I’d like to start by adding in a new acronym being thrown around – the MTPD. That’s the maximum tolerable period of disruption. It basically represents how long until your customer is hopping mad! Now, like the RTO and RPO, this won’t be the same for every application and service you manage for them. In fact, it’s better for you from a services standpoint if you don’t. 

(Why? Because having different SLAs for various applications at a customer allows you to charge different rates, yielding more services revenue!) 

What is MTPD and where does it fit?

So, I’d start by defining the MTPD on a per application basis with your customer. Let’s say for a given application, it’s 1 hour. OK, well, then you know the RTO and RPO can’t be more than an hour. What we’ve done by using the MTPD is establish the upper limit, giving you some guidelines around where the values need to be to keep your customer’s business running. 

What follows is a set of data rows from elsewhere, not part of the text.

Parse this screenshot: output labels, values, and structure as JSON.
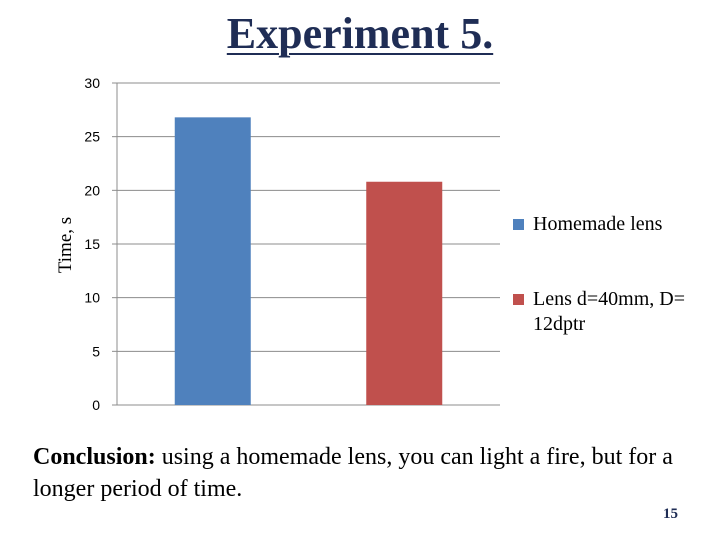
{
  "slide": {
    "title": "Experiment 5.",
    "conclusion_bold": "Conclusion:",
    "conclusion_text": " using a homemade lens, you can light a fire, but for a longer period of time.",
    "page_number": "15"
  },
  "chart_data": {
    "type": "bar",
    "ylabel": "Time, s",
    "xlabel": "",
    "ylim": [
      0,
      30
    ],
    "yticks": [
      0,
      5,
      10,
      15,
      20,
      25,
      30
    ],
    "grid": true,
    "legend_position": "right",
    "series": [
      {
        "name": "Homemade lens",
        "value": 26.8,
        "color": "#4f81bd"
      },
      {
        "name": "Lens d=40mm, D= 12dptr",
        "value": 20.8,
        "color": "#c0504d"
      }
    ]
  }
}
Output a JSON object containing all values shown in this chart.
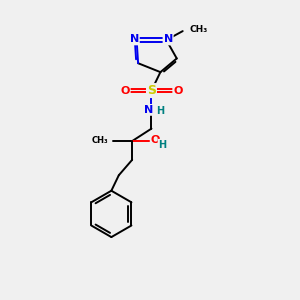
{
  "background_color": "#f0f0f0",
  "figsize": [
    3.0,
    3.0
  ],
  "dpi": 100,
  "colors": {
    "N": "#0000ee",
    "S": "#cccc00",
    "O": "#ff0000",
    "C": "#000000",
    "H": "#008080",
    "bond": "#000000"
  }
}
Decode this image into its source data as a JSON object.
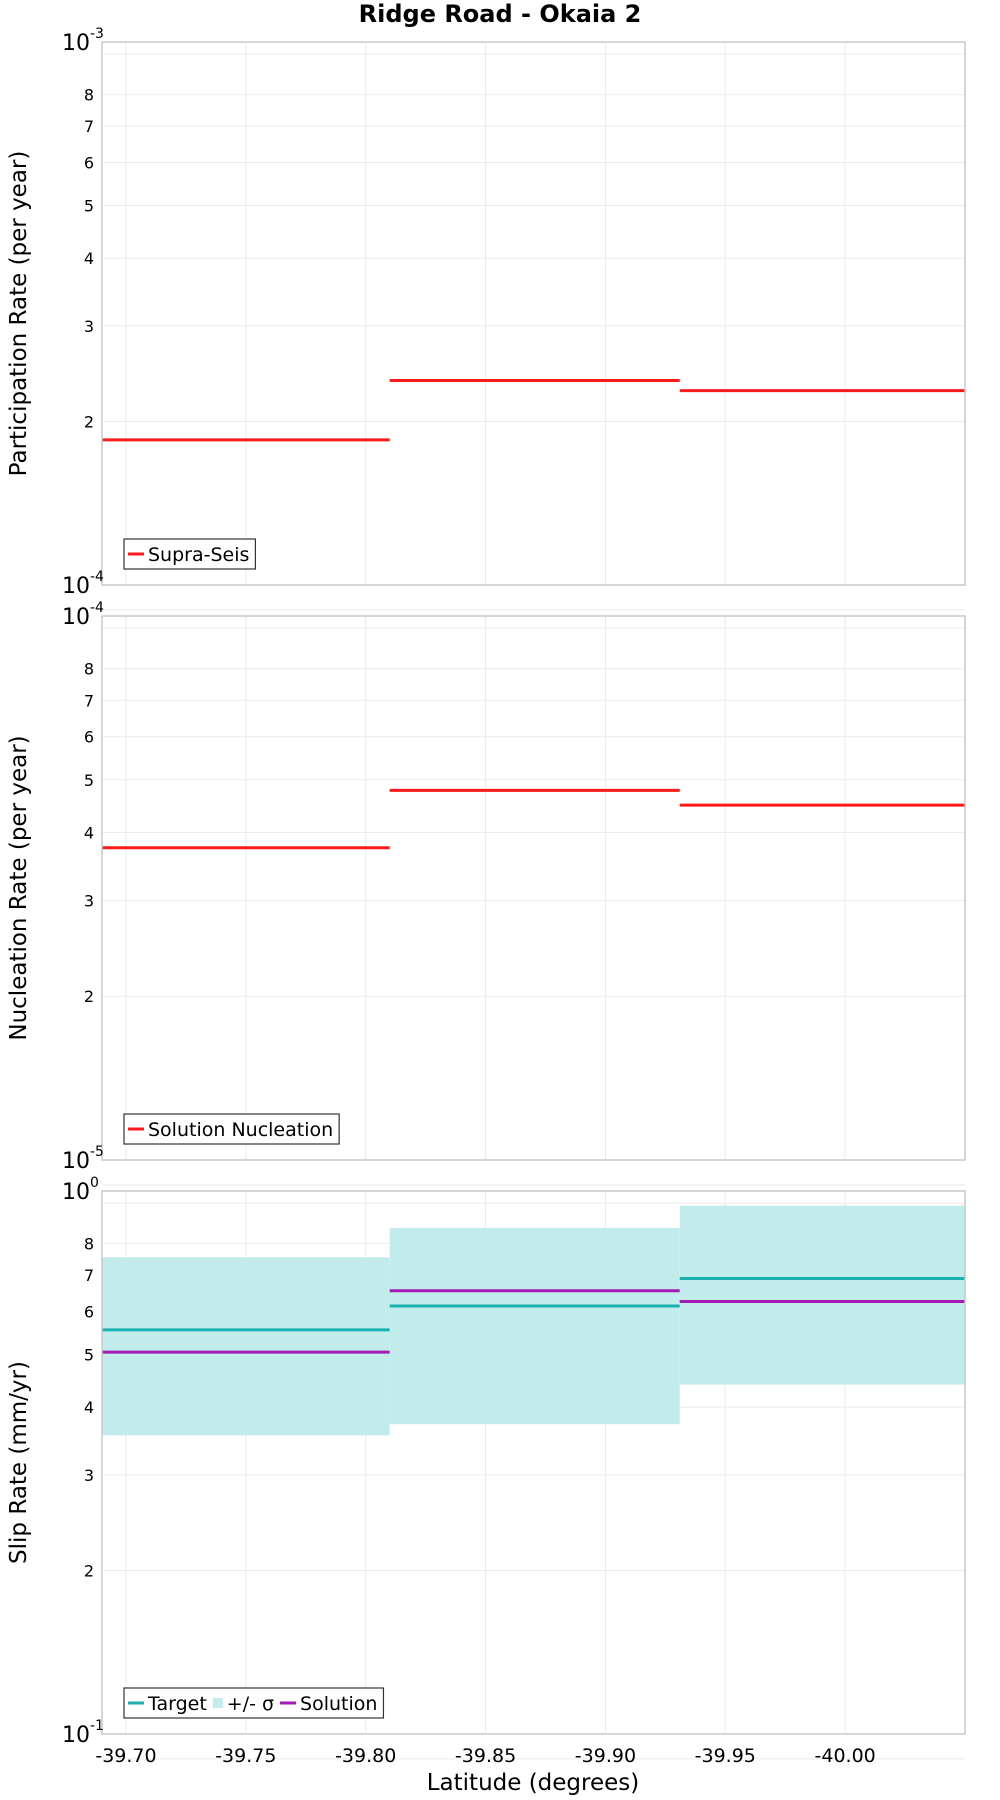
{
  "title": "Ridge Road - Okaia 2",
  "xlabel": "Latitude (degrees)",
  "colors": {
    "supra": "#ff1a1a",
    "target": "#1ab0b0",
    "sigma": "#c2ecec",
    "solution": "#a51ab5"
  },
  "chart_data": [
    {
      "type": "line",
      "title": "Ridge Road - Okaia 2",
      "ylabel": "Participation Rate (per year)",
      "yscale": "log",
      "ylim": [
        0.0001,
        0.001
      ],
      "ytick_minor_labels": [
        "2",
        "3",
        "4",
        "5",
        "6",
        "7",
        "8"
      ],
      "ytick_major": [
        {
          "base": "10",
          "exp": "-4"
        },
        {
          "base": "10",
          "exp": "-3"
        }
      ],
      "xlim": [
        -39.69,
        -40.05
      ],
      "xticks": [
        "-39.70",
        "-39.75",
        "-39.80",
        "-39.85",
        "-39.90",
        "-39.95",
        "-40.00"
      ],
      "grid": true,
      "legend_position": "bottom-left",
      "legend": [
        "Supra-Seis"
      ],
      "series": [
        {
          "name": "Supra-Seis",
          "style": "step",
          "segments": [
            {
              "x0": -39.69,
              "x1": -39.81,
              "y": 0.000185
            },
            {
              "x0": -39.81,
              "x1": -39.931,
              "y": 0.000238
            },
            {
              "x0": -39.931,
              "x1": -40.05,
              "y": 0.000228
            }
          ]
        }
      ]
    },
    {
      "type": "line",
      "ylabel": "Nucleation Rate (per year)",
      "yscale": "log",
      "ylim": [
        1e-05,
        0.0001
      ],
      "ytick_minor_labels": [
        "2",
        "3",
        "4",
        "5",
        "6",
        "7",
        "8"
      ],
      "ytick_major": [
        {
          "base": "10",
          "exp": "-5"
        },
        {
          "base": "10",
          "exp": "-4"
        }
      ],
      "xlim": [
        -39.69,
        -40.05
      ],
      "xticks": [
        "-39.70",
        "-39.75",
        "-39.80",
        "-39.85",
        "-39.90",
        "-39.95",
        "-40.00"
      ],
      "grid": true,
      "legend_position": "bottom-left",
      "legend": [
        "Solution Nucleation"
      ],
      "series": [
        {
          "name": "Solution Nucleation",
          "style": "step",
          "segments": [
            {
              "x0": -39.69,
              "x1": -39.81,
              "y": 3.75e-05
            },
            {
              "x0": -39.81,
              "x1": -39.931,
              "y": 4.78e-05
            },
            {
              "x0": -39.931,
              "x1": -40.05,
              "y": 4.49e-05
            }
          ]
        }
      ]
    },
    {
      "type": "line",
      "ylabel": "Slip Rate (mm/yr)",
      "yscale": "log",
      "ylim": [
        0.1,
        1.0
      ],
      "ytick_minor_labels": [
        "2",
        "3",
        "4",
        "5",
        "6",
        "7",
        "8"
      ],
      "ytick_major": [
        {
          "base": "10",
          "exp": "-1"
        },
        {
          "base": "10",
          "exp": "0"
        }
      ],
      "xlim": [
        -39.69,
        -40.05
      ],
      "xticks": [
        "-39.70",
        "-39.75",
        "-39.80",
        "-39.85",
        "-39.90",
        "-39.95",
        "-40.00"
      ],
      "grid": true,
      "legend_position": "bottom-left",
      "legend": [
        "Target",
        "+/- σ",
        "Solution"
      ],
      "series": [
        {
          "name": "+/- σ",
          "style": "band",
          "segments": [
            {
              "x0": -39.69,
              "x1": -39.81,
              "low": 0.355,
              "high": 0.755
            },
            {
              "x0": -39.81,
              "x1": -39.931,
              "low": 0.372,
              "high": 0.855
            },
            {
              "x0": -39.931,
              "x1": -40.05,
              "low": 0.44,
              "high": 0.94
            }
          ]
        },
        {
          "name": "Target",
          "style": "step",
          "segments": [
            {
              "x0": -39.69,
              "x1": -39.81,
              "y": 0.555
            },
            {
              "x0": -39.81,
              "x1": -39.931,
              "y": 0.614
            },
            {
              "x0": -39.931,
              "x1": -40.05,
              "y": 0.69
            }
          ]
        },
        {
          "name": "Solution",
          "style": "step",
          "segments": [
            {
              "x0": -39.69,
              "x1": -39.81,
              "y": 0.505
            },
            {
              "x0": -39.81,
              "x1": -39.931,
              "y": 0.655
            },
            {
              "x0": -39.931,
              "x1": -40.05,
              "y": 0.626
            }
          ]
        }
      ]
    }
  ]
}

Next, you’ve got to figure out the physical limitations around the specific data set(s) that will need to be recovered tied with the current backup methods being used. Here’s what I mean: If you have some massive SQL database – like a couple of TBs in size – and you’re currently doing a file level backup of that database (because your customer has not yet invested in you hosting an offsite virtual environment), you’ve got to do the math on just how long it will take to recover that data (the RTO) and how far back in time the data will be once recovered (the RPO). 

Now, bring that MTPD back into play – are you good? If you’re over, you need to have a conversation with the customer about changing their backup (and recovery) method so that you can come up with an RTO/RPO that meets the customer’s needs.

This process should be repeated for every data set, application and system important to your customer. 

In reality, there is no set RTO/RPO you should be meeting, other than the one in the customer’s mind. That’s why elevating the conversation to understanding what their MTPD is, can help you better calculate an RTO and RPO that either meets their needs, or build a new recovery strategy (read: bring in more revenue for a better quality service) that does.